Florida's Governor has some plans about how he can help Iowa pork producers sidestep a Supreme Court decision upholding California protections for nursing sows
During an interview on the Barn Talk podcast, Ron DeSantis suggested his presidential administration would "look to see what administratively we have the authority to do federally to provide relief to Proposition 12 because there may be some things you can do under existing statutes."
"And if there's an existing statute that would be on point federally and it's constitutional, well, that would trump what a state is going to do under the supremacy clause," DeSantis said, adding that Congress should "fix that problem" with "Democrat senators from Minnesota" working "to side with your farmers on that."

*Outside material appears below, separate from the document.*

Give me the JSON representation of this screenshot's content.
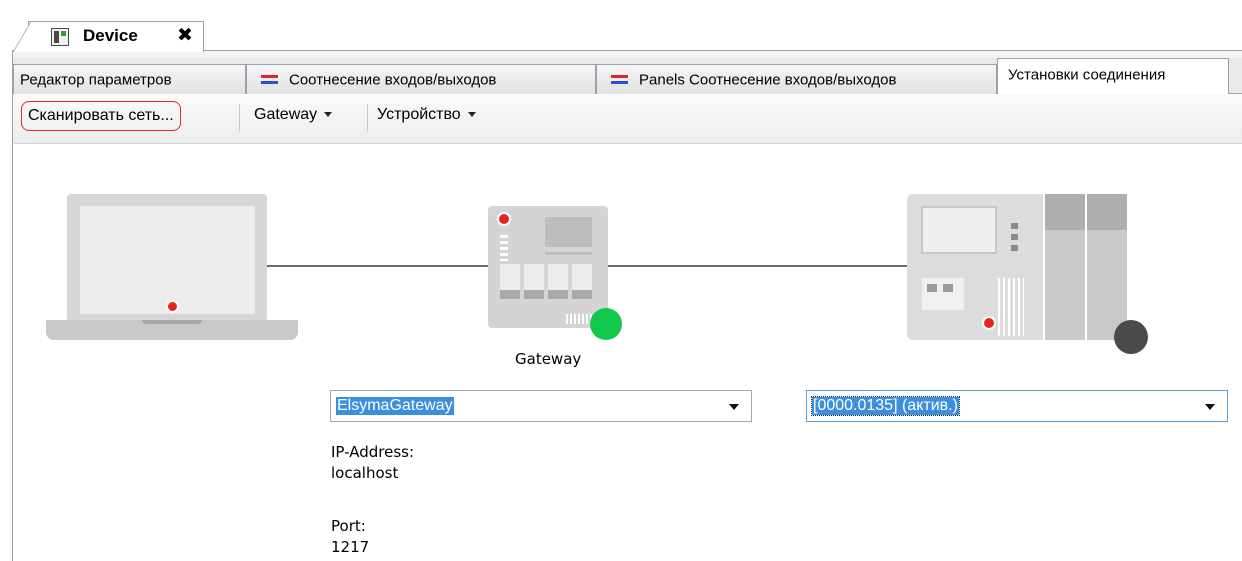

"I don't think California should be able to dictate how people are producing pork. I mean, that's just not good for the economy. It's not the way the system was designed to work. And I want states to be able to make their own decisions. But when they're trying to do things that have effects outside their state, that's a different, different beast there," DeSantis said.
Earlier this year, in a 5-4 decision, the U.S. Supreme Court ruled in favor of a California law called Proposition 12, which mandates more room for breeding pigs. The Court sided with the state against the National Pork Producers Council and the American Farm Bureau Federation, industry groups that contended California law would impose unreasonable burdens on pig farmers.
DeSantis noted that on this issue, he deviates from Justice Clarence Thomas, who "doesn't ever usually didn't get anything wrong," but in this case arrived at the conclusion because he doesn't believe there is a "dormant" Commerce Clause precluding state regulations.
The California law holds "no person shall knowingly engage in a commercial sale within the state of whole pork meat for human food if the whole pork meat is the product of a breeding pig, or the product of the immediate offspring of a breeding pig, that was confined at any time during the production cycle for said product in an enclosure that fails to comply with all of the standards set forth in Chapter 10, Article 3, regarding Breeding Pigs."
This includes pig meat brought in from out of state, meaning California markets would be closed to flesh from slaughtered pigs treated worse than state law requires.
California statute dictates that the "enclosure shall allow the breeding pig to lie down, stand up, fully extend limbs, and turn around freely," with "a minimum of 24 square feet of usable floorspace per breeding pig." But that's a bridge too far for the purveyors of porcine flesh.
The Governor's comments against the California law protecting pregnant pigs are the latest in a series.
DeSantis has vowed to "protect meat" from ESG principles, which he said would cause a "farm crisis" given the pressures being imposed on the agricultural sector.
"They're trying to use things like global warming to go after agriculture. They want to go after meat, they want to go after all these things and it's totally insane," DeSantis said in October in South Carolina.
The Governor, while at a Never Back Down bus tour stop in Iowa back in August, said his presidential administration would not "let California regulate how farmers in Iowa conduct their business on things like, you know, these pork producers have to follow California law to do this stuff."
"It doesn't even make any sense," DeSantis said.
Ironically given the Governor's take, more than two decades ago Florida passed a constitutional amendment stipulating that "no person shall confine a pig during pregnancy in a cage, crate or other enclosure, or tether a pregnant pig, on a farm so that the pig is prevented from turning around freely, except for veterinary purposes and during the prebirthing period."